International Journal of Computer Applications |
Foundation of Computer Science (FCS), NY, USA |
Volume 1 - Number 28 |
Year of Publication: 2010 |
Authors: V.M.Deshmukh, S.Y.Amdani, G.R.Bamnote, S.A.Bhura, Sachin Agrawal |
10.5120/592-464 |
V.M.Deshmukh, S.Y.Amdani, G.R.Bamnote, S.A.Bhura, Sachin Agrawal . Camera calibration Using Receptive fields.. International Journal of Computer Applications. 1, 28 ( February 2010), 69-74. DOI=10.5120/592-464
Camera calibration is to identify a model that infers 3-D space measurements from 2-D image observations. In this paper, the nonlinear mapping model of the camera is approximated by a series of linear input–output models defined on a set of local regions called receptive fields. Camera calibration is thus a learning procedure to evolve the size and shape of every receptive field as well as parameters of the associated linear model. Since the learning procedure can also provide an approximation extent measurement for the linear model on each of the receptive fields, calibration model is consequently obtained from a fusion framework integrated with all linear models weighted by their corresponding approximation measurements. Since each camera model is composed of several receptive fields, it is feasible to unitedly calibrate multiple cameras simultaneously. The 3-D measurements of a multi- camera vision system are produced from a weighted regression fusion on all receptive fields of cameras.
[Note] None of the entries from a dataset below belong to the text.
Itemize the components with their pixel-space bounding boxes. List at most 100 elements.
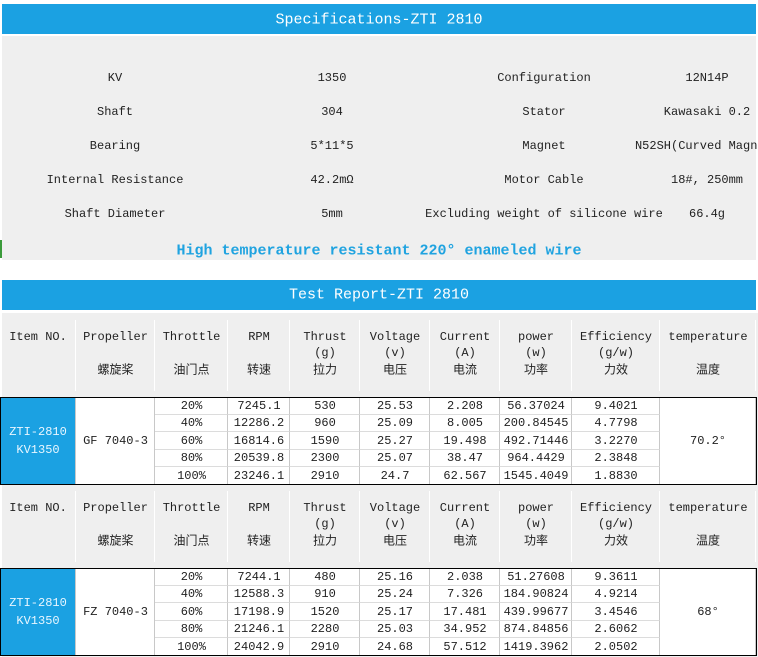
data-text: 12286.2 xyxy=(233,416,285,431)
data-text: 34.952 xyxy=(443,622,487,637)
data-text: 24.7 xyxy=(380,468,410,483)
header-text: Efficiency xyxy=(579,330,653,344)
header-cell xyxy=(660,491,756,562)
header-text: (g) xyxy=(314,346,336,360)
data-cell xyxy=(572,449,660,467)
data-cell xyxy=(155,432,228,450)
header-text: 温度 xyxy=(695,534,721,549)
header-text: temperature xyxy=(668,330,748,344)
item-cell xyxy=(0,568,76,656)
propeller-cell xyxy=(76,397,155,485)
header-cell xyxy=(430,491,500,562)
data-text: 1.8830 xyxy=(594,468,638,483)
data-cell xyxy=(430,449,500,467)
data-text: 2.0502 xyxy=(594,639,638,654)
data-text: 62.567 xyxy=(443,468,487,483)
data-cell xyxy=(290,620,360,638)
data-cell xyxy=(228,414,290,432)
data-cell xyxy=(500,397,572,415)
data-text: 960 xyxy=(314,416,336,431)
data-text: 530 xyxy=(314,398,336,413)
data-cell xyxy=(290,603,360,621)
data-text: 38.47 xyxy=(446,451,484,466)
data-text: 8.005 xyxy=(446,416,484,431)
temperature-cell xyxy=(660,397,756,485)
data-text: 200.84545 xyxy=(503,416,569,431)
data-cell xyxy=(228,585,290,603)
spec-label: Bearing xyxy=(89,139,141,153)
data-text: 2.6062 xyxy=(594,622,638,637)
spec-title: Specifications-ZTI 2810 xyxy=(275,11,483,29)
data-text: 57.512 xyxy=(443,639,487,654)
header-text: Voltage xyxy=(369,330,421,344)
spec-label: Motor Cable xyxy=(504,173,584,187)
data-cell xyxy=(155,603,228,621)
header-cell xyxy=(660,320,756,391)
data-cell xyxy=(430,603,500,621)
data-text: 9.4021 xyxy=(594,398,638,413)
data-cell xyxy=(290,397,360,415)
spec-value: 5mm xyxy=(321,207,343,221)
data-cell xyxy=(500,568,572,586)
data-text: 25.27 xyxy=(376,433,414,448)
data-text: 23246.1 xyxy=(233,468,285,483)
data-text: 25.07 xyxy=(376,451,414,466)
temperature-text: 70.2° xyxy=(689,433,727,448)
item-text: KV1350 xyxy=(16,613,60,628)
spec-value: 18#, 250mm xyxy=(670,173,744,187)
data-cell xyxy=(290,585,360,603)
header-text: (w) xyxy=(525,517,547,531)
data-cell xyxy=(228,603,290,621)
data-text: 1419.3962 xyxy=(503,639,569,654)
spec-value: Kawasaki 0.2 xyxy=(663,105,751,119)
data-text: 4.9214 xyxy=(594,587,638,602)
data-cell xyxy=(155,449,228,467)
temperature-text: 68° xyxy=(697,604,719,619)
spec-panel xyxy=(2,36,756,260)
data-text: 7245.1 xyxy=(237,398,281,413)
header-text: (g/w) xyxy=(597,346,635,360)
spec-value: 5*11*5 xyxy=(310,139,354,153)
data-text: 20% xyxy=(180,398,203,413)
header-text: (g/w) xyxy=(597,517,635,531)
item-text: ZTI-2810 xyxy=(9,424,67,439)
data-cell xyxy=(500,432,572,450)
data-cell xyxy=(500,603,572,621)
data-cell xyxy=(430,568,500,586)
data-text: 4.7798 xyxy=(594,416,638,431)
header-text: 拉力 xyxy=(312,363,338,378)
data-cell xyxy=(155,414,228,432)
data-text: 3.4546 xyxy=(594,604,638,619)
data-text: 40% xyxy=(180,416,203,431)
data-text: 60% xyxy=(180,604,203,619)
header-text: Throttle xyxy=(162,330,221,344)
data-cell xyxy=(430,397,500,415)
data-text: 2.208 xyxy=(446,398,484,413)
data-text: 492.71446 xyxy=(503,433,569,448)
spec-title-bar xyxy=(2,4,756,34)
data-cell xyxy=(360,397,430,415)
data-cell xyxy=(290,414,360,432)
header-cell xyxy=(290,491,360,562)
header-text: Item NO. xyxy=(9,330,67,344)
spec-label: Stator xyxy=(522,105,566,119)
data-text: 17.481 xyxy=(443,604,487,619)
data-text: 1520 xyxy=(310,604,340,619)
data-text: 16814.6 xyxy=(233,433,285,448)
edge-marker xyxy=(0,240,2,258)
report-title: Test Report-ZTI 2810 xyxy=(288,286,470,304)
data-cell xyxy=(430,414,500,432)
data-cell xyxy=(430,432,500,450)
data-cell xyxy=(360,568,430,586)
header-cell xyxy=(155,491,228,562)
data-text: 2280 xyxy=(310,622,340,637)
data-cell xyxy=(572,603,660,621)
spec-label: Configuration xyxy=(497,71,591,85)
data-cell xyxy=(228,568,290,586)
spec-note: High temperature resistant 220° enameled… xyxy=(176,242,582,260)
data-cell xyxy=(155,585,228,603)
header-text: Current xyxy=(439,330,491,344)
header-cell xyxy=(430,320,500,391)
header-cell xyxy=(228,320,290,391)
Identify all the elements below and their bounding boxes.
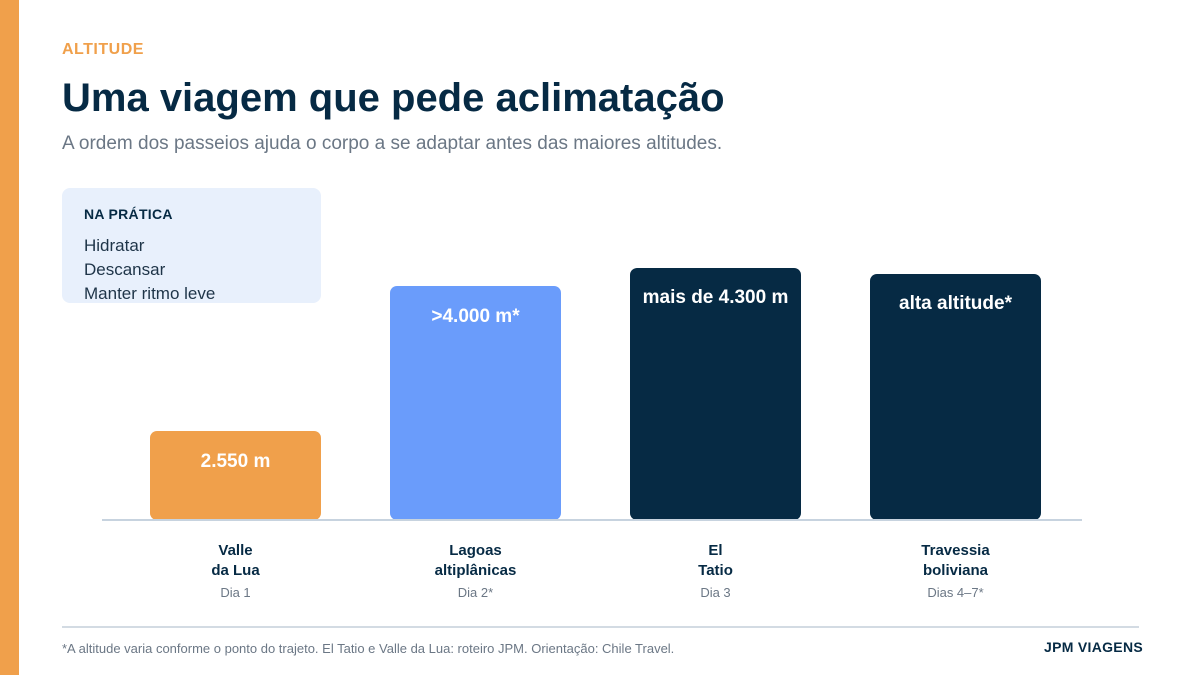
footnote: *A altitude varia conforme o ponto do tr… <box>62 641 675 656</box>
bar-1: 2.550 m <box>150 431 321 520</box>
x-category-label: Valle da Lua <box>150 541 321 581</box>
x-day-label: Dias 4–7* <box>927 585 984 600</box>
x-category-label: Travessia boliviana <box>870 541 1041 581</box>
bar-2: >4.000 m* <box>390 286 561 520</box>
x-category-line: altiplânicas <box>434 562 517 579</box>
bar-value-label: >4.000 m* <box>431 306 520 327</box>
bar-value-label: alta altitude* <box>899 293 1012 314</box>
x-category-line: El <box>708 542 723 559</box>
bar-3: mais de 4.300 m <box>630 268 801 520</box>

Thanks to the fusion strategy, the resultant calibration model of a multi-camera system is expected to have higher accuracy than either of them. Moreover, the calibration model is very efficient to be updated whenever one or more cameras in the multi-camera vision system need to be activated or deactivated to adapt to variable sensing requirements at different stages of task fulfillment. We studied the Simulation proposed by Jianbo Su in this paper and we are trying to implement his proposed model.